1.1 Sampling to Accurately Inform Environmental Cleanup
The assessment of contaminated sites and areas of potential concern relies on the collection and analysis of samples of environmental media. Analytical data from samples provide a representation of site conditions, showing what contaminants are present and at what concentrations. Decision-makers can then utilize this data to assess risk, determine the need for cleanup action, and guide remediation to protect human health and the environment. As part of this process, representative sample data are either compared with decision criteria, such as numerical regulatory cleanup standards for a given contaminant or are used in a baseline risk assessment. An example of such decision criteria would be a state-specific cleanup goal for a contaminant in soil.

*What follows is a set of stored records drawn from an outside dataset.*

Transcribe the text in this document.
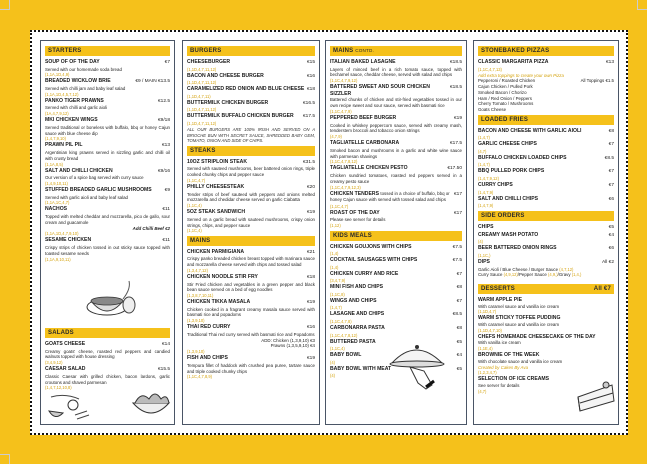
STARTERS
SOUP OF OF THE DAY	€7
Served with our homemade soda bread
(1,1A,1D,4,9)
BREADED WICKLOW BRIE	€9 / MAIN €13.5
Served with chilli jam and baby leaf salad
(1,1A,1D,4,5,7,12)
PANKO TIGER PRAWNS	€12.5
Served with chilli and garlic aioli
(1A,4,7,9,12)
MKI CHICKEN WINGS	€9/18
Served traditional or boneless with buffalo, bbq or honey Cajun sauce with blue cheese dip
(1,4,7,9,10)
PRAWN PIL PIL	€13
Argentinian king prawns served in sizzling garlic and chilli oil with crusty bread
(1,1A,8,5)
SALT AND CHILLI CHICKEN	€9/16
Our version of a spice bag served with curry sauce
(1,4,9,10,11)
STUFFED BREADED GARLIC MUSHROOMS	€9
Served with garlic aioli and baby leaf salad
(1,1A,1C,4,7)
NACHOS	€11
Topped with melted cheddar and mozzarella, pico de gallo, sour cream and guacamole
Add Chilli Beef €2
(1,1A,1D,4,7,9,10)
SESAME CHICKEN	€11
Crispy strips of chicken tossed in out sticky sauce topped with toasted sesame seeds
(1,1A,9,10,11)
SALADS
GOATS CHEESE	€14
Creamy goats' cheese, roasted red peppers and candied walnuts topped with house dressing
(3,4,9,12)
CAESAR SALAD	€15.5
Classic Caesar with grilled chicken, bacon lardons, garlic croutons and shaved parmesan
(1,4,7,12,10,8)
BURGERS
CHEESEBURGER	€15
(1,1D,4,7,11,12)
BACON AND CHEESE BURGER	€16
(1,1D,4,7,11,12)
CARAMELIZED RED ONION AND BLUE CHEESE €18
(1,1D,4,7,11)
BUTTERMILK CHICKEN BURGER	€16.5
(1,1D,4,7,11,12)
BUTTERMILK BUFFALO CHICKEN BURGER	€17.5
(1,1D,4,7,11,12)
ALL OUR BURGERS ARE 100% IRISH AND SERVED ON A BRIOCHE BUN WITH SECRET SAUCE, SHREDDED BABY GEM, TOMATO, ONION AND SIDE OF CHIPS.
STEAKS
10OZ STRIPLOIN STEAK	€31.5
Served with sauteed mushrooms, beer battered onion rings, triple cooked chunky chips and pepper sauce
(1,1C,4,7)
PHILLY CHEESESTEAK	€20
Tender strips of beef sauteed with peppers and onions melted mozzarella and chedidar cheese served on garlic Ciabatta
(1,1C,4)
5OZ STEAK SANDWICH	€19
Served on a garlic bread with sauteed mushrooms, crispy onion strings, chips, and pepper sauce
(1,1C,4)
MAINS
CHICKEN PARMIGIANA	€21
Crispy panko breaded chicken breast topped with marinara sauce and mozzarella cheese served with chips and tossed salad
(1,3,4,7,12)
CHICKEN NOODLE STIR FRY	€18
Stir Fried chicken and vegetables in a green pepper and black bean sauce served on a bed of egg noodles
(1,3,8,7,10,11)
CHICKEN TIKKA MASALA	€19
Chicken cooked in a fragrant creamy masala sauce served with basmati rice and popadoms
(1,3,9,10)
THAI RED CURRY	€16
Traditional Thai red curry served with basmati rice and Popadoms
ADD: Chicken (1,3,9,10) €3
Prawns (1,3,5,9,10) €4
(1,3,9,10)
FISH AND CHIPS	€19
Tempura fillet of haddock with crushed pea puree, tartare sauce and triple cooked chunky chips
(1,1C,4,7,8,9)
MAINS CONTD.
ITALIAN BAKED LASAGNE	€18.5
Layers of minced beef in a rich tomato sauce, topped with bechamel sauce, cheddar cheese, served with salad and chips
(1,1C,4,7,9,12)
BATTERED SWEET AND SOUR CHICKEN SIZZLER
€18.5
Battered chunks of chicken and stir-fried vegetables tossed in our own recipe sweet and sour sauce, served with basmati rice
(1,1C,4,7,9)
PEPPERED BEEF BURGER	€19
Cooked in whiskey peppercorn sauce, served with creamy mash, tenderstem broccoli and tobacco onion strings
(4,7,9)
TAGLIATELLE CARBONARA	€17.5
Smoked bacon and mushrooms in a garlic and white wine sauce with parmesan shavings
(1,1C,4,7,8,12)
TAGLIATELLE CHICKEN PESTO	€17.50
Chicken sundried tomatoes, roasted red peppers served in a creamy pesto sauce
(1,1C,4,7,9,12,3)
CHICKEN TENDERS tossed in a choice of buffalo, bbq or honey Cajun sauce with served with tossed salad and chips
€17
(1,1C,4,7)
ROAST OF THE DAY	€17
Please see server for details
(1,12)
KIDS MEALS
CHICKEN GOUJONS WITH CHIPS	€7.5
(1,4)
COCKTAIL SAUSAGES WITH CHIPS	€7.5
(1,4)
CHICKEN CURRY AND RICE	€7
(3,4,7,9)
MINI FISH AND CHIPS	€8
(1,1C,8)
WINGS AND CHIPS	€7
(1,4,7)
LASAGNE AND CHIPS	€8.5
(1,1C,4,7,8)
CARBONARRA PASTA	€8
(1,1C,4,7,8,12)
BUTTERED PASTA	€5
(1,1C,4)
BABY BOWL	€4
(4)
BABY BOWL WITH MEAT	€5
(4)
STONEBAKED PIZZAS
CLASSIC MARGARITA PIZZA	€13
(1,1C,4,7,13)
Add extra toppings to create your own Pizza
Pepperoni / Roasted Chicken	All Toppings €1.5
Cajun Chicken / Pulled Pork
Smoked Bacon / Chorizo
Ham / Red Onion / Peppers
Cherry Tomato / Mushrooms
Goats Cheese
LOADED FRIES
BACON AND CHEESE WITH GARLIC AIOLI	€8
(1,4,7)
GARLIC CHEESE CHIPS	€7
(4,7)
BUFFALO CHICKEN LOADED CHIPS	€8.5
(1,4,7)
BBQ PULLED PORK CHIPS	€7
(1,4,7,9,12)
CURRY CHIPS	€7
(1,4,7,9)
SALT AND CHILLI CHIPS	€6
(1,4,7,9)
SIDE ORDERS
CHIPS	€5
CREAMY MASH POTATO	€4
(4)
BEER BATTERED ONION RINGS	€6
(1,1C,)
DIPS	All €2
Garlic Aioli / Blue Cheese / Burger Sauce (4,7,12)
Curry Sauce (4,9,12)/Pepper Sauce (4,9,)/Gravy (1,4,)
DESSERTS	All €7
WARM APPLE PIE
With caramel sauce and vanilla ice cream
(1,1D,4,7)
WARM STICKY TOFFEE PUDDING
With caramel sauce and vanilla ice cream
(1,1D,4,7,10)
CHEFS HOMEMADE CHEESECAKE OF THE DAY
With vanilla ice cream
(1,1E,4)
BROWNIE OF THE WEEK
With chocolate sauce and vanilla ice cream
Created by Cakes By Ava
(1,2,3,4,7)
SELECTION OF ICE CREAMS
See server for details
(4,7)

To ensure effective decision-making, it is critical that the data compared with the criteria or used to calculate risks accurately represent the conditions at a site in terms of a mean contaminant concentration that meets the data quality objectives (DQOs). Both risk-based screening levels and cleanup levels apply to the mean concentration of a contaminant for a designated volume/mass of soil.
In particular, the characterization of contamination in soil and sediment poses unique challenges due to the heterogeneity of contaminant distribution in these media. As discussed in Section 2, heterogeneity refers to the condition where components of a matrix differ from each other between individual soil particles and in the nonuniform distribution of the constituents across the site. Heterogeneity is present at all scales and results in spatial variation of contaminant concentrations.
Historically, soil sampling approaches have relied on the collection of a number of discrete samples at randomly selected or biased locations and depths, providing a patchwork of data across a given site. Composite sampling, one such historically used method, is the collection of multiple increments (MIs) mixed together and then analyzed to provide a sample that is intended to represent a larger area or multiple depths at one location. While this can provide an improvement over discrete sampling methods, the basis behind the selection of a number of increments, total bulk sample mass, and processing and subsampling requirements can limit the reliability of resulting data.
Moreover, contaminant data can vary substantially between locations, even in near proximity to each other. Attempts to confirm data quality through the use of field duplicate samples may not provide the desired level of confidence that data are reproducible.
ISM addresses the problems associated with the reproducibility and reliability of discrete sample data by presenting a structured approach to historically termed “composite” sampling modified with the collection of many increments (30 to 100) and standardized processing. The methodology has gained acceptance and attention due to its robust statistical basis, the reproducibility of data gained from ISM, and the growth in understanding of its applications in the regulatory and environmental practice communities.
1.2 What Is ISM?
ISM is a structured sampling and processing protocol that reduces data variability and provides an estimate of mean contaminant concentrations in a defined volume of soil. Essentially, the methodology provides representative contaminant concentrations in samples from specific soil volumes, defined as decision units (DUs) or sampling units (SUs), by collecting numerous increments of soil that are combined, processed, and subsampled for laboratory analysis according to specific field and laboratory protocols. Analytical data for small subsamples of soil tested by a laboratory represent the mean for the volume of soil included in the subsample. ISM includes specific planning, sampling, and processing aspects that have historically been underutilized or not performed, including:
- establishing DU or SU boundaries that define the scale of decision-making and/or scale of data to spatially structure the assessment
- verifying the laboratory’s ability to perform ISM processing and analysis
- reviewing ISM procedures with the sampling team
- reviewing field sampling protocols for ISM
- collecting a sufficient quantity of increments for each DU (typically 30 to 100)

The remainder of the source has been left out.